Efficacy, Safety, and Tolerability of Ansofaxine (LY03005) Extended-Release Tablet for Major Depressive Disorder: A Randomized, Double-Blind, Placebo-Controlled, Dose-Finding, Phase 2 Clinical Trial

• Published in: The international journal of neuropsychopharmacology Vol. 25; no. 3; pp. 252 - 260
• Main Authors: Mi, Weifeng, Yang, Fude, Li, Huafang, Xu, Xiufeng, Li, Lehua, Tan, Qingrong, Wang, Guoqiang, Zhang, Kerang, Tian, Feng, Luo, Jiong, Xia, Jielai, Yuan, Kai, Lu, Lin, Deng, Jiahui, Tian, Jingwei, Zhang, Hongyan
• Format: Journal Article
• Language: English
• Published: US Oxford University Press 17.03.2022
• Subjects: Antidepressants; Drug therapy; Major depressive disorder; Patient outcomes; Physiological aspects; Regular s; Testing; China; Phase 2 Clinical Trial; major depressive disorder; Ansofaxine
• ISSN: 1461-1457; 1469-5111
• DOI: 10.1093/ijnp/pyab074

Abstract Background Ansofaxine (LY03005) extended-release tablet is a potential triple reuptake inhibitor of serotonin, norepinephrine, and dopamine. This study assessed the efficacy, safety, and appropriate dosage of ansofaxine for the treatment of major depressive disorder (MDD).

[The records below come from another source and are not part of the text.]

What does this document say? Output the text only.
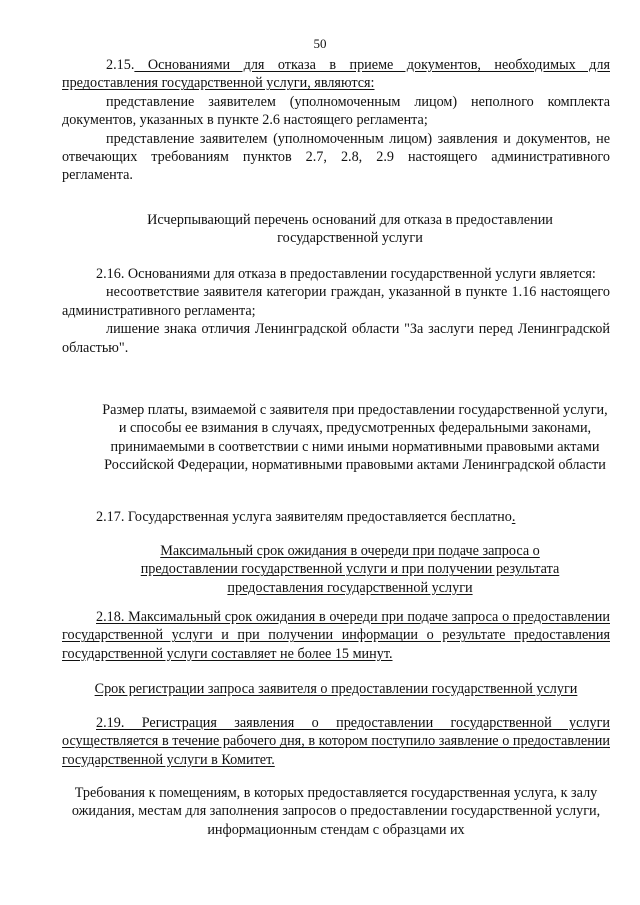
50

2.15. Основаниями для отказа в приеме документов, необходимых для предоставления государственной услуги, являются:

представление заявителем (уполномоченным лицом) неполного комплекта документов, указанных в пункте 2.6 настоящего регламента;

представление заявителем (уполномоченным лицом) заявления и документов, не отвечающих требованиям пунктов 2.7, 2.8, 2.9 настоящего административного регламента.

Исчерпывающий перечень оснований для отказа в предоставлении государственной услуги

2.16. Основаниями для отказа в предоставлении государственной услуги является:

несоответствие заявителя категории граждан, указанной в пункте 1.16 настоящего административного регламента;

лишение знака отличия Ленинградской области "За заслуги перед Ленинградской областью".

Размер платы, взимаемой с заявителя при предоставлении государственной услуги, и способы ее взимания в случаях, предусмотренных федеральными законами, принимаемыми в соответствии с ними иными нормативными правовыми актами Российской Федерации, нормативными правовыми актами Ленинградской области

2.17. Государственная услуга заявителям предоставляется бесплатно.

Максимальный срок ожидания в очереди при подаче запроса о предоставлении государственной услуги и при получении результата предоставления государственной услуги

2.18. Максимальный срок ожидания в очереди при подаче запроса о предоставлении государственной услуги и при получении информации о результате предоставления государственной услуги составляет не более 15 минут.

Срок регистрации запроса заявителя о предоставлении государственной услуги

2.19. Регистрация заявления о предоставлении государственной услуги осуществляется в течение рабочего дня, в котором поступило заявление о предоставлении государственной услуги в Комитет.

Требования к помещениям, в которых предоставляется государственная услуга, к залу ожидания, местам для заполнения запросов о предоставлении государственной услуги, информационным стендам с образцами их
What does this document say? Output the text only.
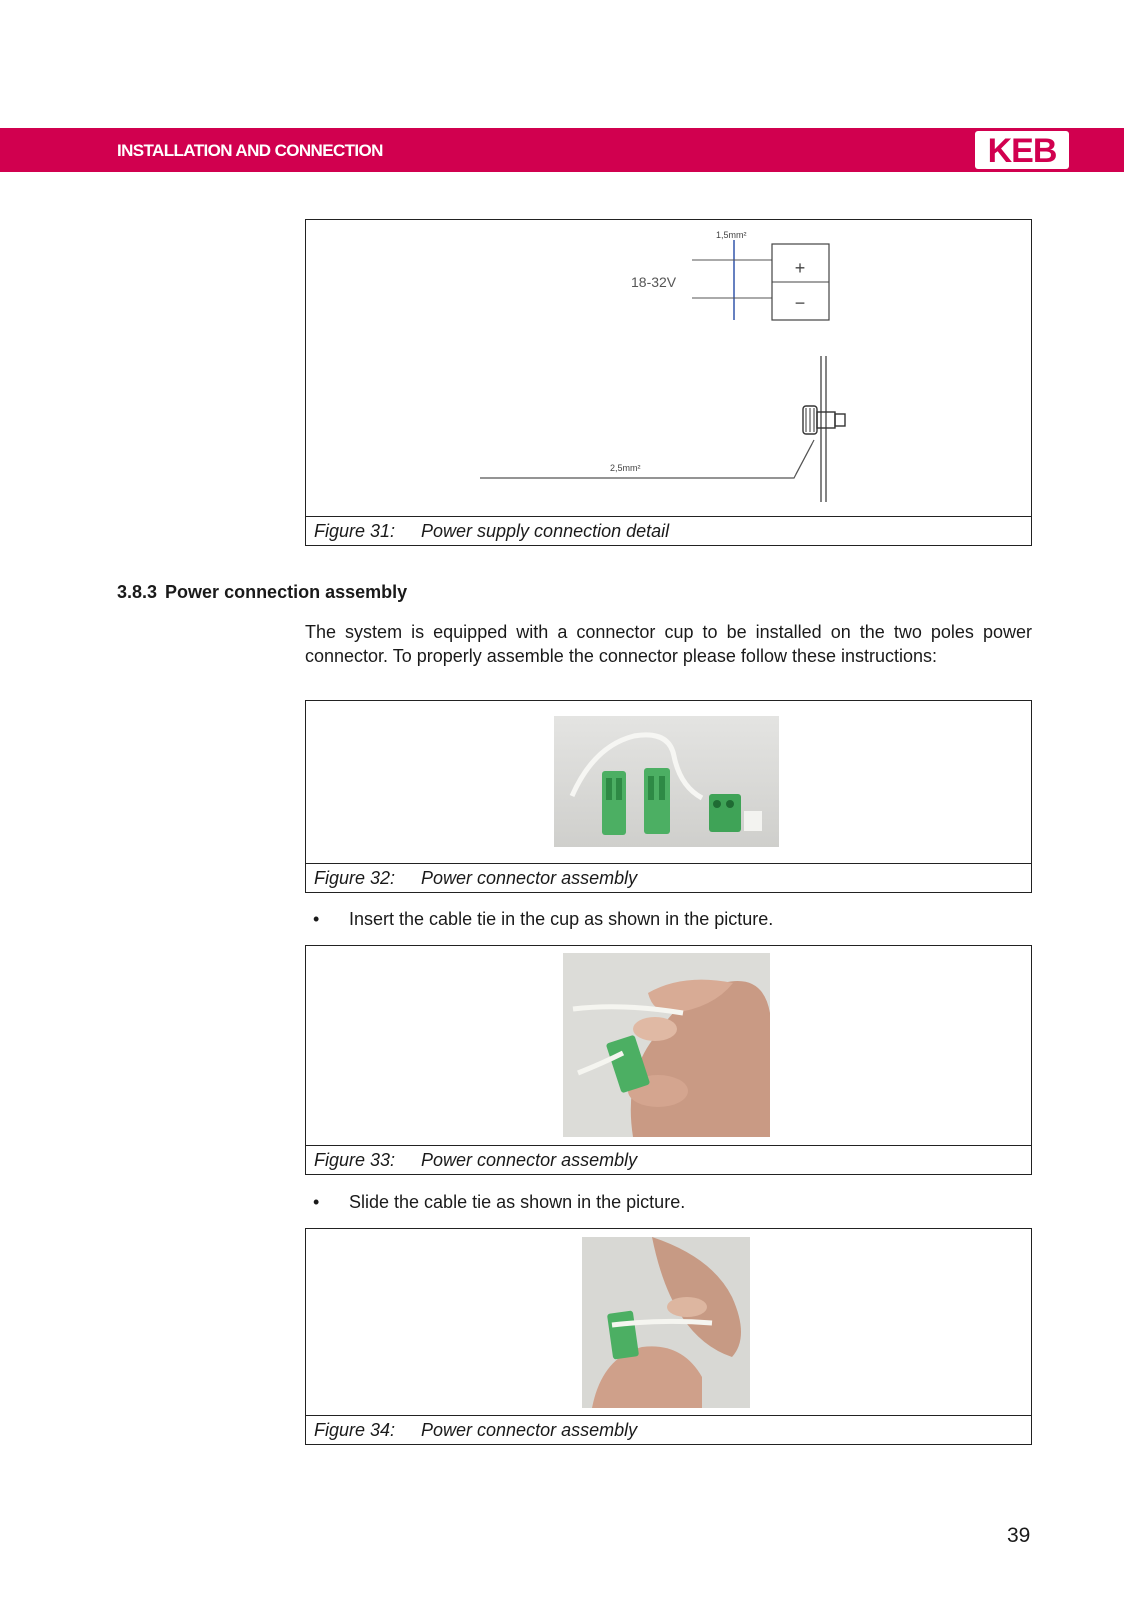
INSTALLATION AND CONNECTION	KEB
1,5mm²
18-32V
+
−
2,5mm²
Figure 31: Power supply connection detail
3.8.3 Power connection assembly
The system is equipped with a connector cup to be installed on the two poles power connector. To properly assemble the connector please follow these instructions:
Figure 32: Power connector assembly
• Insert the cable tie in the cup as shown in the picture.
Figure 33: Power connector assembly
• Slide the cable tie as shown in the picture.
Figure 34: Power connector assembly
39
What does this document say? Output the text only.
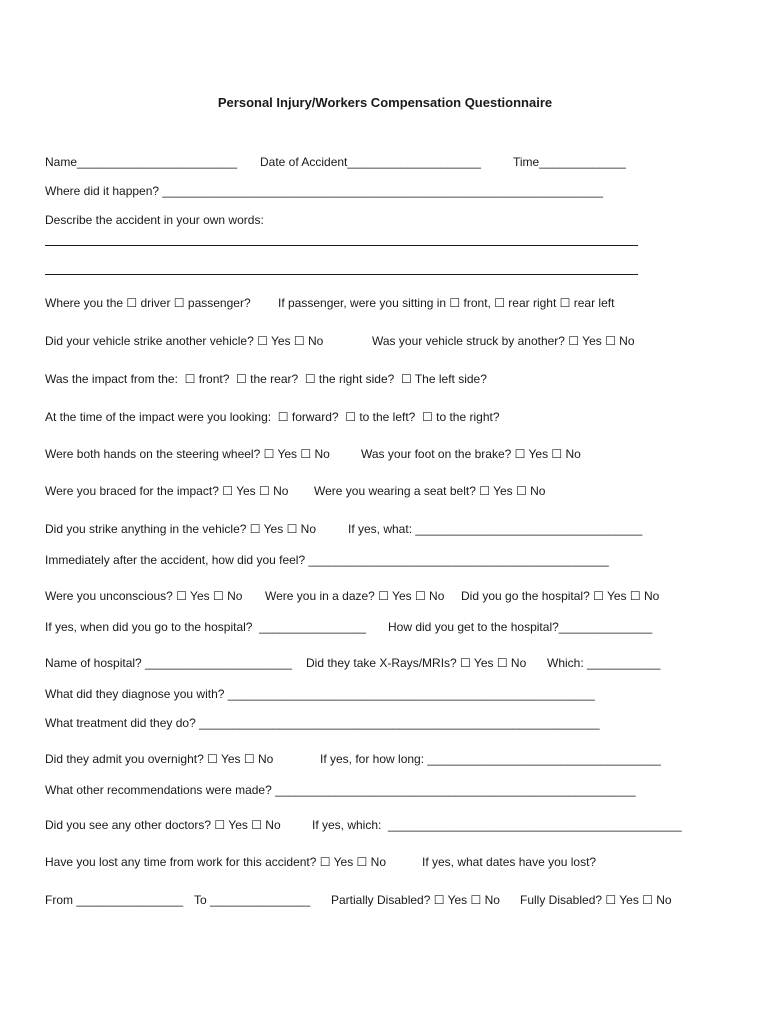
Personal Injury/Workers Compensation Questionnaire

Name________________________

Date of Accident____________________

	Time_____________

Where did it happen? __________________________________________________________________
Describe the accident in your own words:

Where you the ☐ driver ☐ passenger?

If passenger, were you sitting in ☐ front, ☐ rear right ☐ rear left

Did your vehicle strike another vehicle? ☐ Yes ☐ No

	Was your vehicle struck by another? ☐ Yes ☐ No

Was the impact from the:  ☐ front?  ☐ the rear?  ☐ the right side?  ☐ The left side?
At the time of the impact were you looking:  ☐ forward?  ☐ to the left?  ☐ to the right?

Were both hands on the steering wheel? ☐ Yes ☐ No

	Was your foot on the brake? ☐ Yes ☐ No

Were you braced for the impact? ☐ Yes ☐ No

Were you wearing a seat belt? ☐ Yes ☐ No

Did you strike anything in the vehicle? ☐ Yes ☐ No

	If yes, what: __________________________________

Immediately after the accident, how did you feel? _____________________________________________

Were you unconscious? ☐ Yes ☐ No

Were you in a daze? ☐ Yes ☐ No

Did you go the hospital? ☐ Yes ☐ No

If yes, when did you go to the hospital?  ________________

How did you get to the hospital?______________

Name of hospital? ______________________

Did they take X-Rays/MRIs? ☐ Yes ☐ No

Which: ___________

What did they diagnose you with? _______________________________________________________
What treatment did they do? ____________________________________________________________

Did they admit you overnight? ☐ Yes ☐ No

	If yes, for how long: ___________________________________

What other recommendations were made? ______________________________________________________

Did you see any other doctors? ☐ Yes ☐ No

	If yes, which:  ____________________________________________

Have you lost any time from work for this accident? ☐ Yes ☐ No

	If yes, what dates have you lost?

From ________________

To _______________

Partially Disabled? ☐ Yes ☐ No

Fully Disabled? ☐ Yes ☐ No
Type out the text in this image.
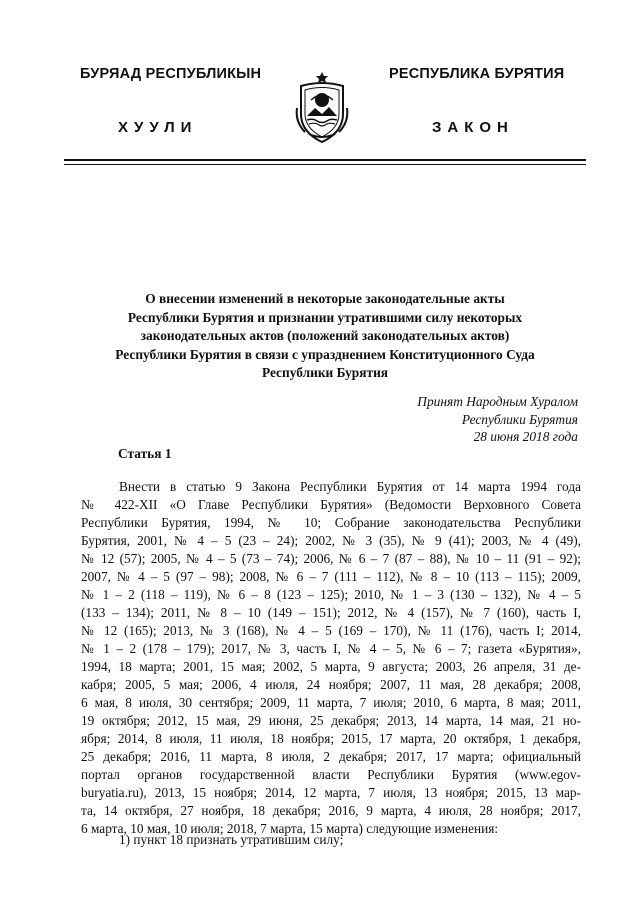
БУРЯАД РЕСПУБЛИКЫН	РЕСПУБЛИКА БУРЯТИЯ
ХУУЛИ	ЗАКОН
О внесении изменений в некоторые законодательные акты
Республики Бурятия и признании утратившими силу некоторых
законодательных актов (положений законодательных актов)
Республики Бурятия в связи с упразднением Конституционного Суда
Республики Бурятия
Принят Народным Хуралом
Республики Бурятия
28 июня 2018 года
Статья 1
Внести в статью 9 Закона Республики Бурятия от 14 марта 1994 года
№ 422-XII «О Главе Республики Бурятия» (Ведомости Верховного Совета
Республики Бурятия, 1994, № 10; Собрание законодательства Республики
Бурятия, 2001, № 4 – 5 (23 – 24); 2002, № 3 (35), № 9 (41); 2003, № 4 (49),
№ 12 (57); 2005, № 4 – 5 (73 – 74); 2006, № 6 – 7 (87 – 88), № 10 – 11 (91 – 92);
2007, № 4 – 5 (97 – 98); 2008, № 6 – 7 (111 – 112), № 8 – 10 (113 – 115); 2009,
№ 1 – 2 (118 – 119), № 6 – 8 (123 – 125); 2010, № 1 – 3 (130 – 132), № 4 – 5
(133 – 134); 2011, № 8 – 10 (149 – 151); 2012, № 4 (157), № 7 (160), часть I,
№ 12 (165); 2013, № 3 (168), № 4 – 5 (169 – 170), № 11 (176), часть I; 2014,
№ 1 – 2 (178 – 179); 2017, № 3, часть I, № 4 – 5, № 6 – 7; газета «Бурятия»,
1994, 18 марта; 2001, 15 мая; 2002, 5 марта, 9 августа; 2003, 26 апреля, 31 де-
кабря; 2005, 5 мая; 2006, 4 июля, 24 ноября; 2007, 11 мая, 28 декабря; 2008,
6 мая, 8 июля, 30 сентября; 2009, 11 марта, 7 июля; 2010, 6 марта, 8 мая; 2011,
19 октября; 2012, 15 мая, 29 июня, 25 декабря; 2013, 14 марта, 14 мая, 21 но-
ября; 2014, 8 июля, 11 июля, 18 ноября; 2015, 17 марта, 20 октября, 1 декабря,
25 декабря; 2016, 11 марта, 8 июля, 2 декабря; 2017, 17 марта; официальный
портал органов государственной власти Республики Бурятия (www.egov-
buryatia.ru), 2013, 15 ноября; 2014, 12 марта, 7 июля, 13 ноября; 2015, 13 мар-
та, 14 октября, 27 ноября, 18 декабря; 2016, 9 марта, 4 июля, 28 ноября; 2017,
6 марта, 10 мая, 10 июля; 2018, 7 марта, 15 марта) следующие изменения:
1) пункт 18 признать утратившим силу;
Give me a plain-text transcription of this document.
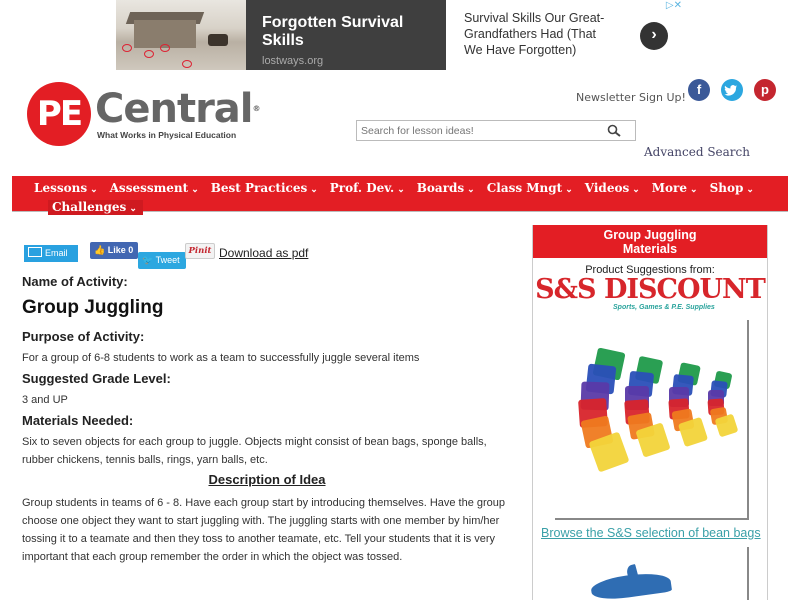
Forgotten Survival Skills
lostways.org
Survival Skills Our Great-Grandfathers Had (That We Have Forgotten)
›
▷✕
PE Central®
What Works in Physical Education
Newsletter Sign Up!
f	p
Search for lesson ideas!
Advanced Search
Lessons ⌄ Assessment ⌄ Best Practices ⌄ Prof. Dev. ⌄ Boards ⌄ Class Mngt ⌄ Videos ⌄ More ⌄ Shop ⌄
Challenges ⌄
Email	👍 Like 0
🐦 Tweet
Pinit Download as pdf
Name of Activity:
Group Juggling
Purpose of Activity:
For a group of 6-8 students to work as a team to successfully juggle several items
Suggested Grade Level:
3 and UP
Materials Needed:
Six to seven objects for each group to juggle. Objects might consist of bean bags, sponge balls, rubber chickens, tennis balls, rings, yarn balls, etc.
Description of Idea
Group students in teams of 6 - 8. Have each group start by introducing themselves. Have the group choose one object they want to start juggling with. The juggling starts with one member by him/her tossing it to a teamate and then they toss to another teamate, etc. Tell your students that it is very important that each group remember the order in which the object was tossed.
Group Juggling
Materials
Product Suggestions from:
S&S DISCOUNT
Sports, Games & P.E. Supplies
Browse the S&S selection of bean bags
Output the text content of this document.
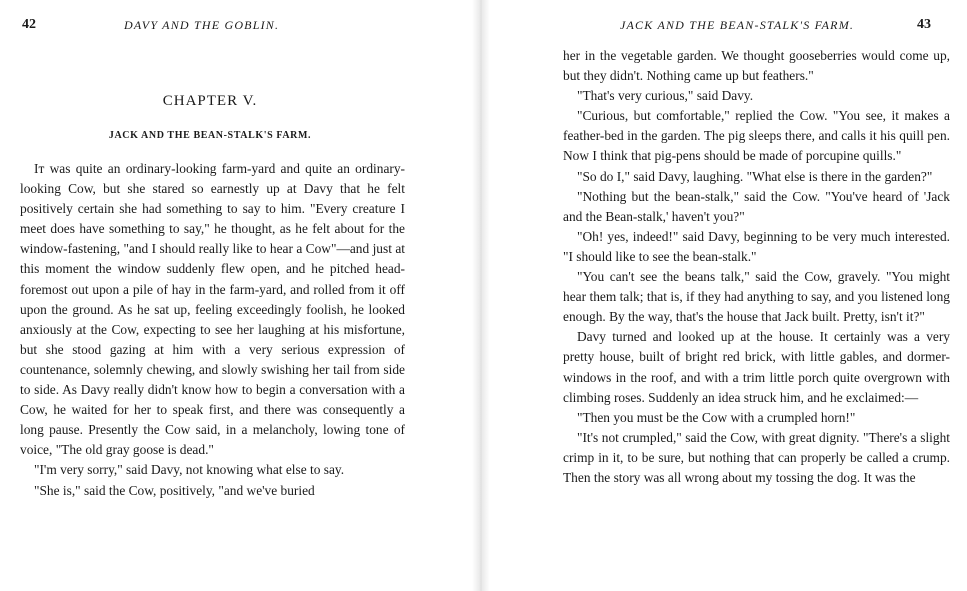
42	DAVY AND THE GOBLIN.
CHAPTER V.
JACK AND THE BEAN-STALK'S FARM.

Iᴛ was quite an ordinary-looking farm-yard and quite an ordinary-looking Cow, but she stared so earnestly up at Davy that he felt positively certain she had something to say to him. "Every creature I meet does have something to say," he thought, as he felt about for the window-fastening, "and I should really like to hear a Cow"—and just at this moment the window suddenly flew open, and he pitched head-foremost out upon a pile of hay in the farm-yard, and rolled from it off upon the ground. As he sat up, feeling exceedingly foolish, he looked anxiously at the Cow, expecting to see her laughing at his misfortune, but she stood gazing at him with a very serious expression of countenance, solemnly chewing, and slowly swishing her tail from side to side. As Davy really didn't know how to begin a conversation with a Cow, he waited for her to speak first, and there was consequently a long pause. Presently the Cow said, in a melancholy, lowing tone of voice, "The old gray goose is dead."

"I'm very sorry," said Davy, not knowing what else to say.

"She is," said the Cow, positively, "and we've buried

JACK AND THE BEAN-STALK'S FARM.	43

her in the vegetable garden. We thought gooseberries would come up, but they didn't. Nothing came up but feathers."

"That's very curious," said Davy.

"Curious, but comfortable," replied the Cow. "You see, it makes a feather-bed in the garden. The pig sleeps there, and calls it his quill pen. Now I think that pig-pens should be made of porcupine quills."

"So do I," said Davy, laughing. "What else is there in the garden?"

"Nothing but the bean-stalk," said the Cow. "You've heard of 'Jack and the Bean-stalk,' haven't you?"

"Oh! yes, indeed!" said Davy, beginning to be very much interested. "I should like to see the bean-stalk."

"You can't see the beans talk," said the Cow, gravely. "You might hear them talk; that is, if they had anything to say, and you listened long enough. By the way, that's the house that Jack built. Pretty, isn't it?"

Davy turned and looked up at the house. It certainly was a very pretty house, built of bright red brick, with little gables, and dormer-windows in the roof, and with a trim little porch quite overgrown with climbing roses. Suddenly an idea struck him, and he exclaimed:—

"Then you must be the Cow with a crumpled horn!"

"It's not crumpled," said the Cow, with great dignity. "There's a slight crimp in it, to be sure, but nothing that can properly be called a crump. Then the story was all wrong about my tossing the dog. It was the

Methods A multicenter, randomized, double-blind, placebo-controlled, dose-finding, Phase 2 clinical trial was conducted in China. Eligible patients with MDD (18–65 years) were randomly assigned to receive fixed-dose ansofaxine extended-release tablets (40, 80, 120, or 160 mg/d) or placebo for 6 weeks. The primary outcome measure was a change in the total score on the 17-item Hamilton Depression Rating Scale from baseline to week 6. Results A total of 260 patients were recruited from October 2015 to September 2017, and 255 patients received the study drug as follows: 40 mg (n = 52), 80 mg (n = 52), 120 mg (n = 51), and 160 mg (n = 51) ansofaxine and placebo (n = 49). Significant differences were found in mean changes in 17-item Hamilton Depression Rating Scale total scores at week 6 in the 4 ansofaxine groups vs placebo (−12.46; χ2 = −9.71, P = .0447). All doses of ansofaxine were generally well-tolerated. Treatment-related adverse events occurred in 141 patients (303 cases), yielding incidence rates of 51.92%, 65.38%, 56.86%, and 62.75% in the 40-, 80-, 120-, and 160-mg ansofaxine groups and 38.78% in the placebo group. Conclusion Active doses (40, 80, 120, and 160 mg/d) of ansofaxine in a controlled setting were safe, tolerated, and effective in improving depression symptoms in MDD patients.